Commenting on other proposed changes to the definitions of assets and liabilities:

  1. Some ASAF members stated that the recognition criteria should include reference to reliability.
  2. There were mixed views on whether the best place to include the notion of control was in the definition of an asset or in the recognition criteria. ASAF members noted that the staff are now proposing to include ‘control’ in the definition of an asset, rather than in the recognition criteria, to avoid unintended consequences.
  3. Some suggested that the discussion paper should explain in more detail whether goodwill meets the definition of an asset.
  4. Some suggested that the discussion paper should explain in more detail what the unit of account would be for forward contracts and executory contracts.

Other issues

ASAF members also had a short discussion on other areas of the Conceptual Framework issues. During the discussion they:

  1. provided suggestions for improving the arguments in the discussion paper; and
  2. suggested additional issues that should be covered.

Some members called for the concept of prudence (viewed as the exercise of caution under conditions of uncertainty) to be reinstated in the Conceptual Framework and for the IASB to explain the use of prudence in standard-setting (possibly as a change to the basis for conclusions on Chapter 3 of the existing Conceptual Framework). In addition, some members stated that, given the importance of the Conceptual Framework, the comment period for the discussion paper should be 6 months.

Impairment

 

IASB and ASAF Members

The IASB members responsible for supporting this project participated in this session: Hans Hoogervorst, Ian Mackintosh, Stephen Cooper and Martin Edelmann (Darrel Scott is also a Board Advisor on this project but he was not available for this meeting).  

Mike Ashley joined the meeting as an EFRAG representative for this part of the meeting.

 

Overview

The ASAF held an education session on the IASB and US Financial Accounting Standards Board (FASB) proposals for expected credit losses.
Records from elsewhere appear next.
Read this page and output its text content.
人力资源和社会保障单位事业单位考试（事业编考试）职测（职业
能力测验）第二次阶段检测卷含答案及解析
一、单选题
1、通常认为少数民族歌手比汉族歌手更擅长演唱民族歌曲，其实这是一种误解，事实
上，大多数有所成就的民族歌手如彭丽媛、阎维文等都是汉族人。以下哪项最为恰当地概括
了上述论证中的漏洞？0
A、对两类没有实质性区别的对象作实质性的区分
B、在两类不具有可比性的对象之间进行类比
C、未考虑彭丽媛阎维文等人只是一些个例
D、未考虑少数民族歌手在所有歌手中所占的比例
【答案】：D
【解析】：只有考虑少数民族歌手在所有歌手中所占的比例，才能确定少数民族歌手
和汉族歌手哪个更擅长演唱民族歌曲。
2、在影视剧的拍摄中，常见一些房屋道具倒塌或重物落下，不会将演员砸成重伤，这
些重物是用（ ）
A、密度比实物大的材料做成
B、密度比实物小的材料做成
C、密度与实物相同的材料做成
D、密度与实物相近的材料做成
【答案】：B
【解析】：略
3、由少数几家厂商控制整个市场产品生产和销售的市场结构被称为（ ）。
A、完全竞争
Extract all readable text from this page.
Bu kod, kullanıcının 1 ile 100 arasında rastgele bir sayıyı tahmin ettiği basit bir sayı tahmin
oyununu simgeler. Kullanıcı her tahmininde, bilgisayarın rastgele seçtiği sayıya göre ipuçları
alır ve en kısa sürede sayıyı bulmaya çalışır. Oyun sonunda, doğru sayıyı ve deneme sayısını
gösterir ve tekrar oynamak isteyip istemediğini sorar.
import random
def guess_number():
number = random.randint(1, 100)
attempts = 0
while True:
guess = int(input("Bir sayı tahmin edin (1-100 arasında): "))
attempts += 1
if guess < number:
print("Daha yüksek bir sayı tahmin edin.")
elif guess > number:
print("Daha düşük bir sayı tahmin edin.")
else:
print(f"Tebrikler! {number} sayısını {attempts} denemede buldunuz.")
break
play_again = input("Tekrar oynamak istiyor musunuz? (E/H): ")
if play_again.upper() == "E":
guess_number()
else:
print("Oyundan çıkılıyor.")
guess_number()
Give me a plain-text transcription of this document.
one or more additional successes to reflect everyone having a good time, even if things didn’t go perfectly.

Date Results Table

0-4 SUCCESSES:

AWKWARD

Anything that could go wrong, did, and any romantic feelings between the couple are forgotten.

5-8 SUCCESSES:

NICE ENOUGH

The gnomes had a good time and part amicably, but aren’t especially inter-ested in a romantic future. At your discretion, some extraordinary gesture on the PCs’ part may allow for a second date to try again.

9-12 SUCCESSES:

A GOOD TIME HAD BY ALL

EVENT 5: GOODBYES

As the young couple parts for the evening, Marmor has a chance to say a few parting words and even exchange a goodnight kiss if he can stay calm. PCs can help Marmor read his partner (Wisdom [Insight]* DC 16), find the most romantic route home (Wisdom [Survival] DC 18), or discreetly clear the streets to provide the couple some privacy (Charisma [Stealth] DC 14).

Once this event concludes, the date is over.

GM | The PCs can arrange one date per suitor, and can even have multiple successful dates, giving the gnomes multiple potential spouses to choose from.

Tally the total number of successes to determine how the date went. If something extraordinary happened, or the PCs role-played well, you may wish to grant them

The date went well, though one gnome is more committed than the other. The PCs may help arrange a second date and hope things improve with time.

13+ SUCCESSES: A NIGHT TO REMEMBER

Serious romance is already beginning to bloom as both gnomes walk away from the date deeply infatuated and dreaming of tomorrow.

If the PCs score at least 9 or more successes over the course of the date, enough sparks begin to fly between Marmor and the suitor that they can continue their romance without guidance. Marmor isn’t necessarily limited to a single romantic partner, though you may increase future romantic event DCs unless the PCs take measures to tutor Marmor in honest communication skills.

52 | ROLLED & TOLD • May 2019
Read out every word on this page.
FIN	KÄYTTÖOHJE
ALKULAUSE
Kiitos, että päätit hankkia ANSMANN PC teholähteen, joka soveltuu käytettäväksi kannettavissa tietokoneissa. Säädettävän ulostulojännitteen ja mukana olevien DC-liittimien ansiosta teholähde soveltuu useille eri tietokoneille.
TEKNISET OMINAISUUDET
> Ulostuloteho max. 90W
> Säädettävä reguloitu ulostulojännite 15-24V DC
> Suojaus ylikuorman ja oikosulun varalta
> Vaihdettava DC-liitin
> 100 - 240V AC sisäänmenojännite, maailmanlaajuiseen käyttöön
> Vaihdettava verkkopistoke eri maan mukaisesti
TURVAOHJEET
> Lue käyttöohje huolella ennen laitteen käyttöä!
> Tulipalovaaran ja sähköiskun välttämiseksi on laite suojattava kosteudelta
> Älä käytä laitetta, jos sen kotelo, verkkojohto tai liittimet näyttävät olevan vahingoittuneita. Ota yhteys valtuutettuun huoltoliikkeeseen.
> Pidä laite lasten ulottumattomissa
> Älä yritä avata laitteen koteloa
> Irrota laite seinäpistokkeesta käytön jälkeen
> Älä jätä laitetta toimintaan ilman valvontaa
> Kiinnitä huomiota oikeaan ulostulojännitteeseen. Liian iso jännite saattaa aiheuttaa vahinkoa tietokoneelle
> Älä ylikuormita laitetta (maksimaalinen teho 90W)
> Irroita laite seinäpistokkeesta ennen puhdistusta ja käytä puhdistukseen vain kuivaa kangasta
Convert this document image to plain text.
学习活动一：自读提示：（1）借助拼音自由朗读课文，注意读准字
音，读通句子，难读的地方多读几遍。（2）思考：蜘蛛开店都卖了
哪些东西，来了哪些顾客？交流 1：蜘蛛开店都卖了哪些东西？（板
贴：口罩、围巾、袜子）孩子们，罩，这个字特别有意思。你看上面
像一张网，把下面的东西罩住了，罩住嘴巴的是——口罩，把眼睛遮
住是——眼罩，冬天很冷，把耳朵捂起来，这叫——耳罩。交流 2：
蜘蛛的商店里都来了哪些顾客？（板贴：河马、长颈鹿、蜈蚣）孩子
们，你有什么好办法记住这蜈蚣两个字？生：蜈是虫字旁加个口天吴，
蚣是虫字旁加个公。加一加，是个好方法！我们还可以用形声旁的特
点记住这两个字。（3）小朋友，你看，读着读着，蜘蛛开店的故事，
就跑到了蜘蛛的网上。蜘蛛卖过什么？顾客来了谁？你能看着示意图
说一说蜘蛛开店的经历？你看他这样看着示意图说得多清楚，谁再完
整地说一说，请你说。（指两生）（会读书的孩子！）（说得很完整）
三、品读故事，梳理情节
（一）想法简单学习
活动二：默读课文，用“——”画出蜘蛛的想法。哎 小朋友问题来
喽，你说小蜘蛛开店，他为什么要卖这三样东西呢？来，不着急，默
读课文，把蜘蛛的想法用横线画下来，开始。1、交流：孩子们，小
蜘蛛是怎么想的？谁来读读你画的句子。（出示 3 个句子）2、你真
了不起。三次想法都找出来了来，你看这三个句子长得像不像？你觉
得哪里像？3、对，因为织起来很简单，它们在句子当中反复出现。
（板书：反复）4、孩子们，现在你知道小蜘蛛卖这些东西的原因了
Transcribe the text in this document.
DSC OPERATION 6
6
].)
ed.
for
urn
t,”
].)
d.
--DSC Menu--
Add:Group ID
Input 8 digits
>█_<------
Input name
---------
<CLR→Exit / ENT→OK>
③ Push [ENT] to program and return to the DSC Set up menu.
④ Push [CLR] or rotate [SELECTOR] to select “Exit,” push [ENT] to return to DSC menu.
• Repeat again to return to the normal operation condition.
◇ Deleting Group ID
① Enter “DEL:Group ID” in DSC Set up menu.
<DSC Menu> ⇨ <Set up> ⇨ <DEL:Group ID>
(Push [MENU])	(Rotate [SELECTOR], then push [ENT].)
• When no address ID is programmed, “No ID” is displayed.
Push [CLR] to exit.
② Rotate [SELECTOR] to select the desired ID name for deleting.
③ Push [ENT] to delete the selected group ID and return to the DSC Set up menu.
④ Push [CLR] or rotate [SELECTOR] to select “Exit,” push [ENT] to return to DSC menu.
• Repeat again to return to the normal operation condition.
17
The IASB staff presented a high-level summary of the proposals in the IASB exposure draft Expected Credit Losses that was published in March 2013. Leslie Seidman presented a high-level summary of the FASB proposals in its exposure draft Financial Instruments—Credit Losses that was published in December 2012. Hans Hoogervorst confirmed that re-deliberations would begin jointly in July and that both Boards would seek to achieve convergence if possible.

 

ASAF comments

ASAF members requested further clarification on the following matters:

  1. Some ASAF members requested further information about how the pattern of expected credit losses would affect the timing and amount of losses recognised under the IASB model; in particular, when the ‘significant deterioration’ criterion would be met if cash flows were back-end loaded;
  2. Some noted concerns regarding the amount of losses that would be recognised under the FASB model, noting that such amounts would be uneconomic to recognise from day 1;
  3. One member requested clarification regarding the interaction of a non-accrual interest recognition approach with the measurement of amounts at a present value under the FASB model;
  4. One member was concerned that limiting the assessment of significant deterioration to a probability of default may result in unintended consequences if expected losses increased as a result of a change in the loss given default and not the probability of default; and
  5. Some ASAF members expressed concerns regarding the level of subjectivity of both proposals.

ASAF members noted that their organisations had still to consider the proposals in depth and requested that they hold a conference call closer to the comment letter deadline to explore the issues further and any potential for convergence between the two approaches.

Next meeting 

The next full meeting will be held in London on 25 and 26 September 2013. However, a one hour teleconference to discuss the Exposure Draft Financial Instruments: Expected Credit Losses is scheduled for 3 July.